I left the meditation centre at Yala Last Friday and since then the memory has blossomed.
The second evening there, after the sundown puja, about a dozen children and adults stayed on to commune and listen to stories under the night sky. Though I didn’t understand what was being said, the conversation was lively and punctuated by laughter, (I later learnt the nun was telling stories for the new year). As I sat and listened atop a boulder that’d been warmed by the day’s sunshine, they gathered around a skyward pointing phone torch that projected the reflections of their faces up to the stars. It was a magical moment, and one of the most beautiful things I’ve seen.

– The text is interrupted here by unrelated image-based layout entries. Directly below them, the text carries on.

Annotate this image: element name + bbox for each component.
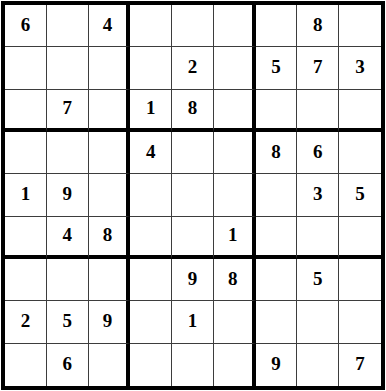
given-digit: 5 [355, 184, 365, 203]
sudoku-cell-empty[interactable] [47, 47, 89, 89]
sudoku-cell-empty[interactable] [339, 5, 381, 47]
given-digit: 7 [62, 98, 72, 117]
sudoku-cell-given: 2 [5, 301, 47, 343]
given-digit: 7 [313, 57, 323, 76]
given-digit: 1 [146, 98, 156, 117]
given-digit: 8 [228, 269, 238, 288]
sudoku-cell-given: 8 [214, 259, 256, 301]
given-digit: 6 [313, 142, 323, 161]
sudoku-cell-empty[interactable] [47, 259, 89, 301]
given-digit: 8 [271, 142, 281, 161]
sudoku-cell-empty[interactable] [89, 344, 131, 386]
sudoku-cell-empty[interactable] [297, 90, 339, 132]
sudoku-cell-empty[interactable] [89, 47, 131, 89]
sudoku-board: 648257371848619354819852591697 [1, 1, 385, 390]
given-digit: 7 [355, 354, 365, 373]
given-digit: 9 [103, 311, 113, 330]
sudoku-cell-empty[interactable] [172, 5, 214, 47]
sudoku-cell-empty[interactable] [214, 5, 256, 47]
sudoku-cell-empty[interactable] [5, 344, 47, 386]
sudoku-cell-empty[interactable] [256, 217, 298, 259]
sudoku-cell-given: 8 [256, 132, 298, 174]
sudoku-cell-given: 9 [172, 259, 214, 301]
sudoku-cell-empty[interactable] [130, 301, 172, 343]
sudoku-cell-given: 2 [172, 47, 214, 89]
given-digit: 9 [188, 269, 198, 288]
sudoku-cell-empty[interactable] [214, 47, 256, 89]
sudoku-cell-given: 3 [339, 47, 381, 89]
sudoku-cell-empty[interactable] [47, 5, 89, 47]
sudoku-cell-empty[interactable] [89, 90, 131, 132]
given-digit: 1 [228, 225, 238, 244]
sudoku-cell-empty[interactable] [214, 344, 256, 386]
given-digit: 8 [188, 98, 198, 117]
sudoku-cell-empty[interactable] [130, 5, 172, 47]
sudoku-cell-empty[interactable] [297, 344, 339, 386]
sudoku-cell-empty[interactable] [89, 132, 131, 174]
sudoku-cell-given: 4 [47, 217, 89, 259]
sudoku-cell-given: 4 [130, 132, 172, 174]
sudoku-cell-empty[interactable] [5, 217, 47, 259]
sudoku-cell-given: 6 [5, 5, 47, 47]
sudoku-cell-given: 8 [172, 90, 214, 132]
sudoku-cell-empty[interactable] [297, 301, 339, 343]
sudoku-cell-empty[interactable] [130, 259, 172, 301]
given-digit: 4 [146, 142, 156, 161]
sudoku-cell-empty[interactable] [339, 217, 381, 259]
sudoku-cell-empty[interactable] [130, 344, 172, 386]
sudoku-cell-empty[interactable] [89, 174, 131, 216]
sudoku-cell-given: 5 [339, 174, 381, 216]
sudoku-cell-given: 7 [47, 90, 89, 132]
sudoku-cell-empty[interactable] [256, 259, 298, 301]
sudoku-cell-empty[interactable] [339, 301, 381, 343]
sudoku-cell-given: 1 [130, 90, 172, 132]
sudoku-cell-empty[interactable] [214, 132, 256, 174]
sudoku-cell-empty[interactable] [297, 217, 339, 259]
sudoku-cell-given: 5 [256, 47, 298, 89]
given-digit: 5 [62, 311, 72, 330]
given-digit: 1 [188, 311, 198, 330]
given-digit: 4 [62, 225, 72, 244]
sudoku-cell-empty[interactable] [214, 301, 256, 343]
sudoku-cell-empty[interactable] [5, 90, 47, 132]
sudoku-cell-empty[interactable] [5, 47, 47, 89]
sudoku-cell-empty[interactable] [130, 174, 172, 216]
sudoku-cell-empty[interactable] [256, 174, 298, 216]
sudoku-cell-given: 9 [47, 174, 89, 216]
given-digit: 5 [271, 57, 281, 76]
sudoku-cell-empty[interactable] [256, 90, 298, 132]
sudoku-cell-empty[interactable] [256, 5, 298, 47]
sudoku-cell-empty[interactable] [5, 132, 47, 174]
sudoku-cell-empty[interactable] [130, 47, 172, 89]
given-digit: 6 [62, 354, 72, 373]
sudoku-cell-empty[interactable] [172, 217, 214, 259]
sudoku-cell-empty[interactable] [89, 259, 131, 301]
sudoku-cell-empty[interactable] [172, 174, 214, 216]
sudoku-cell-given: 1 [5, 174, 47, 216]
sudoku-cell-given: 8 [297, 5, 339, 47]
sudoku-cell-empty[interactable] [256, 301, 298, 343]
sudoku-cell-given: 1 [172, 301, 214, 343]
given-digit: 3 [355, 57, 365, 76]
sudoku-grid: 648257371848619354819852591697 [5, 5, 381, 386]
sudoku-cell-given: 4 [89, 5, 131, 47]
sudoku-cell-empty[interactable] [172, 132, 214, 174]
sudoku-cell-given: 5 [47, 301, 89, 343]
sudoku-cell-empty[interactable] [214, 174, 256, 216]
sudoku-cell-empty[interactable] [339, 132, 381, 174]
given-digit: 3 [313, 184, 323, 203]
given-digit: 8 [313, 15, 323, 34]
given-digit: 2 [21, 311, 31, 330]
sudoku-cell-empty[interactable] [130, 217, 172, 259]
given-digit: 9 [62, 184, 72, 203]
sudoku-cell-given: 9 [89, 301, 131, 343]
sudoku-cell-given: 6 [297, 132, 339, 174]
sudoku-cell-empty[interactable] [339, 90, 381, 132]
sudoku-cell-empty[interactable] [339, 259, 381, 301]
sudoku-cell-given: 3 [297, 174, 339, 216]
sudoku-cell-empty[interactable] [5, 259, 47, 301]
given-digit: 2 [188, 57, 198, 76]
given-digit: 4 [103, 15, 113, 34]
sudoku-cell-given: 7 [339, 344, 381, 386]
sudoku-cell-given: 9 [256, 344, 298, 386]
sudoku-cell-given: 6 [47, 344, 89, 386]
given-digit: 1 [21, 184, 31, 203]
given-digit: 8 [103, 225, 113, 244]
sudoku-cell-empty[interactable] [214, 90, 256, 132]
given-digit: 9 [271, 354, 281, 373]
sudoku-cell-given: 1 [214, 217, 256, 259]
sudoku-cell-given: 8 [89, 217, 131, 259]
given-digit: 6 [21, 15, 31, 34]
given-digit: 5 [313, 269, 323, 288]
sudoku-cell-empty[interactable] [172, 344, 214, 386]
sudoku-cell-empty[interactable] [47, 132, 89, 174]
sudoku-cell-given: 5 [297, 259, 339, 301]
sudoku-cell-given: 7 [297, 47, 339, 89]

There was no mucking around; voices were heard, questions were asked and everyone was intent. I hope the picture before you is vivid as I took none that night. I couldn’t help but contrast it with my experience as a parent helper in my youngest’s primary class, where despite the teacher’s skill, it nevertheless took relentless effort to keep the children “on task”.
In all this has been a long trip: 1100 miles in the air, 900 on some pretty sketchy and “eventful” roads.
Now after seven hours of airline shenanigans in Doha, the view from the train window is chilly and washed out.
That many of the Sri Lankans I met wanted to come to the UK, or work in the desert inferno of the Middle East is both understandable and bizarre.